Art Professor’s Animated Film is a Festival Favorite

Wednesday, February 22, 2017

An animated film by Associate Professor of Digital Media Heather Freeman has been screened in 35 national and international film festivals and two gallery exhibitions, with more screenings scheduled for 2017. Artemis, a stop-motion animated short, received a nomination for Best Animation at the Kerry (Ireland) International Film Festival, 3rd Place for Best Animation at the Artlightenment Art and Film Festival in Nashville and the Best Animation award at the UK Screen One International Film Festival (United Kingdom).

An experimental sci-fi/fantasy film, Artemis explores a polytheistic view of the rural American landscape. When a distracted driver hits and mortally injures a stag on a moonlit, rural road, Artemis, Apollo, and the Ghost of Elvis all appear.

Artemis is the first in a projected series of animated shorts called Terra Firma. These “magical realist stories explore individual experiences of grief and loss through transcendental and cathartic experiences,” Freeman writes. “While the topic of grief (and its transmutation into grace) can be depressing, I use humor to lighten the topic… While loss is devastating, some form of renewal is almost always guaranteed. There’s a small comfort in that.”

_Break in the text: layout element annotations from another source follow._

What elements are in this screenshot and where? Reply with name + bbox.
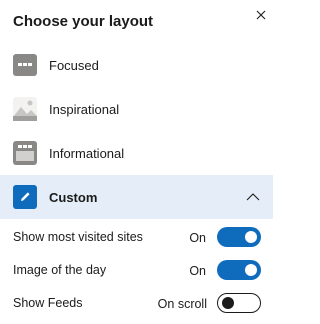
layout-option-focused[interactable]: Focused xyxy=(0,43,273,87)
setting-show-feeds: Show Feeds On scroll xyxy=(0,289,273,319)
image-of-the-day-toggle[interactable] xyxy=(217,260,261,280)
setting-value: On scroll xyxy=(157,297,207,311)
layout-option-custom[interactable]: Custom xyxy=(0,175,273,219)
setting-show-most-visited-sites: Show most visited sites On xyxy=(0,223,273,253)
chevron-up-icon[interactable] xyxy=(245,191,261,203)
show-feeds-toggle[interactable] xyxy=(217,293,261,313)
informational-layout-icon xyxy=(13,141,37,165)
layout-option-inspirational[interactable]: Inspirational xyxy=(0,87,273,131)
setting-label: Image of the day xyxy=(13,263,107,277)
layout-option-label: Informational xyxy=(49,145,125,161)
panel-title: Choose your layout xyxy=(13,13,154,30)
layout-option-label: Custom xyxy=(49,189,98,205)
close-icon[interactable] xyxy=(256,10,266,20)
layout-option-label: Focused xyxy=(49,57,99,73)
setting-value: On xyxy=(189,264,206,278)
setting-label: Show most visited sites xyxy=(13,230,143,244)
toggle-knob xyxy=(222,296,234,309)
setting-value: On xyxy=(189,231,206,245)
setting-image-of-the-day: Image of the day On xyxy=(0,256,273,286)
close-button[interactable] xyxy=(251,5,271,25)
focused-layout-icon xyxy=(13,53,37,77)
toggle-knob xyxy=(245,231,257,243)
inspirational-image-icon xyxy=(13,97,37,121)
most-visited-sites-toggle[interactable] xyxy=(217,227,261,247)
layout-option-informational[interactable]: Informational xyxy=(0,131,273,175)
pencil-icon xyxy=(13,185,37,209)
setting-label: Show Feeds xyxy=(13,296,83,310)
toggle-knob xyxy=(245,264,257,276)
layout-option-label: Inspirational xyxy=(49,101,120,117)
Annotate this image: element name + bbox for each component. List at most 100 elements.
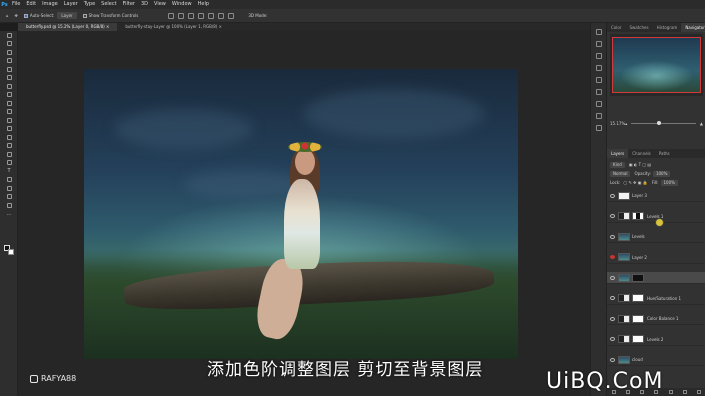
- align-left-icon[interactable]: [168, 12, 175, 19]
- layer-thumbnail[interactable]: [618, 273, 630, 282]
- eyedropper-tool-icon[interactable]: [0, 82, 18, 91]
- blend-mode-dropdown[interactable]: Normal: [610, 170, 631, 177]
- menu-type[interactable]: Type: [81, 0, 98, 9]
- auto-select-checkbox[interactable]: [23, 13, 28, 18]
- visibility-eye-icon[interactable]: [610, 234, 615, 239]
- align-bottom-icon[interactable]: [218, 12, 225, 19]
- visibility-eye-icon[interactable]: [610, 316, 615, 321]
- healing-brush-tool-icon[interactable]: [0, 91, 18, 100]
- layer-row[interactable]: Levels: [607, 231, 705, 243]
- layer-row[interactable]: Layer 3: [607, 190, 705, 202]
- menu-select[interactable]: Select: [98, 0, 119, 9]
- align-top-icon[interactable]: [198, 12, 205, 19]
- auto-select-dropdown[interactable]: Layer: [57, 12, 77, 19]
- menu-3d[interactable]: 3D: [138, 0, 151, 9]
- zoom-tool-icon[interactable]: [0, 201, 18, 210]
- layer-mask-thumbnail[interactable]: [632, 212, 644, 220]
- layer-thumbnail[interactable]: [618, 191, 630, 200]
- lasso-tool-icon[interactable]: [0, 48, 18, 57]
- dodge-tool-icon[interactable]: [0, 150, 18, 159]
- tab-color[interactable]: Color: [607, 23, 625, 32]
- layer-mask-thumbnail[interactable]: [632, 314, 644, 323]
- filter-kind-dropdown[interactable]: Kind: [610, 161, 625, 168]
- eraser-tool-icon[interactable]: [0, 125, 18, 134]
- tab-butterfly-psd[interactable]: butterfly.psd @ 15.2% (Layer 0, RGB/8) ×: [18, 23, 118, 31]
- marquee-tool-icon[interactable]: [0, 40, 18, 49]
- move-tool-icon[interactable]: [0, 31, 18, 40]
- trash-icon[interactable]: [696, 390, 701, 394]
- move-tool-icon[interactable]: ✥: [15, 13, 18, 18]
- align-center-icon[interactable]: [178, 12, 185, 19]
- crop-tool-icon[interactable]: [0, 65, 18, 74]
- more-tools-icon[interactable]: …: [0, 210, 18, 219]
- layer-row[interactable]: Layer 2: [607, 252, 705, 264]
- new-group-icon[interactable]: [668, 390, 673, 394]
- shape-tool-icon[interactable]: [0, 184, 18, 193]
- history-brush-tool-icon[interactable]: [0, 116, 18, 125]
- menu-window[interactable]: Window: [169, 0, 195, 9]
- more-options-icon[interactable]: [228, 12, 235, 19]
- layer-mask-thumbnail[interactable]: [632, 294, 644, 302]
- clone-stamp-tool-icon[interactable]: [0, 108, 18, 117]
- zoom-slider-knob[interactable]: [657, 120, 662, 125]
- menu-file[interactable]: File: [9, 0, 23, 9]
- layer-thumbnail[interactable]: [618, 212, 630, 220]
- paragraph-panel-icon[interactable]: [595, 89, 602, 95]
- filter-icons[interactable]: ▣ ◐ T ▢ ▤: [629, 162, 651, 167]
- layer-thumbnail[interactable]: [618, 253, 630, 261]
- canvas-area[interactable]: [18, 31, 606, 396]
- character-panel-icon[interactable]: [595, 77, 602, 83]
- blur-tool-icon[interactable]: [0, 142, 18, 151]
- actions-panel-icon[interactable]: [595, 113, 602, 119]
- visibility-eye-icon[interactable]: [610, 214, 615, 218]
- layer-row[interactable]: Levels 2: [607, 334, 705, 346]
- type-tool-icon[interactable]: T: [0, 167, 18, 176]
- navigator-preview[interactable]: [610, 34, 703, 96]
- visibility-eye-icon[interactable]: [610, 337, 615, 341]
- visibility-eye-icon[interactable]: [610, 275, 615, 280]
- zoom-slider[interactable]: [631, 120, 696, 125]
- layer-mask-thumbnail[interactable]: [632, 273, 644, 282]
- zoom-out-icon[interactable]: ▴: [625, 121, 627, 126]
- photoshop-logo-icon[interactable]: Ps: [0, 0, 9, 9]
- menu-help[interactable]: Help: [195, 0, 212, 9]
- document-image[interactable]: [84, 69, 518, 359]
- visibility-eye-icon[interactable]: [610, 357, 615, 362]
- show-transform-checkbox[interactable]: [82, 13, 87, 18]
- align-right-icon[interactable]: [188, 12, 195, 19]
- tab-swatches[interactable]: Swatches: [625, 23, 652, 32]
- layer-row[interactable]: cloud: [607, 354, 705, 366]
- tab-navigator[interactable]: Navigator: [681, 23, 705, 32]
- layer-thumbnail[interactable]: [618, 232, 630, 241]
- layer-mask-thumbnail[interactable]: [632, 335, 644, 343]
- align-middle-icon[interactable]: [208, 12, 215, 19]
- tab-layers[interactable]: Layers: [607, 149, 629, 158]
- opacity-input[interactable]: 100%: [652, 170, 671, 177]
- layer-row[interactable]: Color Balance 1: [607, 313, 705, 325]
- visibility-eye-icon[interactable]: [610, 193, 615, 198]
- frame-tool-icon[interactable]: [0, 74, 18, 83]
- fill-input[interactable]: 100%: [660, 179, 678, 186]
- navigator-thumbnail[interactable]: [612, 37, 701, 93]
- menu-image[interactable]: Image: [39, 0, 61, 9]
- visibility-eye-icon[interactable]: [610, 296, 615, 300]
- lock-icons[interactable]: ▢ ✎ ✥ ▣ 🔒: [623, 180, 647, 185]
- info-panel-icon[interactable]: [595, 125, 602, 131]
- layer-row[interactable]: Hue/Saturation 1: [607, 293, 705, 305]
- brush-tool-icon[interactable]: [0, 99, 18, 108]
- libraries-panel-icon[interactable]: [595, 101, 602, 107]
- adjustments-panel-icon[interactable]: [595, 65, 602, 71]
- menu-edit[interactable]: Edit: [23, 0, 39, 9]
- visibility-eye-icon[interactable]: [610, 255, 615, 259]
- menu-filter[interactable]: Filter: [120, 0, 138, 9]
- zoom-value[interactable]: 15.17%: [610, 121, 625, 126]
- new-layer-icon[interactable]: [682, 390, 687, 394]
- gradient-tool-icon[interactable]: [0, 133, 18, 142]
- home-icon[interactable]: ⌂: [6, 13, 9, 18]
- layer-row[interactable]: [607, 272, 705, 284]
- zoom-in-icon[interactable]: ▲: [700, 121, 703, 126]
- menu-view[interactable]: View: [151, 0, 169, 9]
- tab-histogram[interactable]: Histogram: [653, 23, 682, 32]
- brushes-panel-icon[interactable]: [595, 53, 602, 59]
- quick-select-tool-icon[interactable]: [0, 57, 18, 66]
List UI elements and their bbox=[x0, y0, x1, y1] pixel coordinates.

Although Freeman has created more than 20 animated films, Artemis is her first work in stop motion. The work combines 3D printed puppet parts (faces and heads) with silicon bodies cast from 3D printed molds.

Artemis was funded by grants from the North Carolina Arts Council, the Arts & Science Council, and the Blumenthal Foundation.

Freeman has taught at UNC Charlotte since 2006. She is co-director of the College of Arts + Architecture’s Digital Arts Center (d-Arts) and author of The Moving Image Workshop: Introducing animation, motion graphics and visual effects in 45 practical projects (Fairchild Press). In her animations, mobile apps, and digital prints, Freeman investigates the language and symbolic forms of myth and where these intersect with the iconographies of popular culture, family, and science. See her work at EpicAnt.com.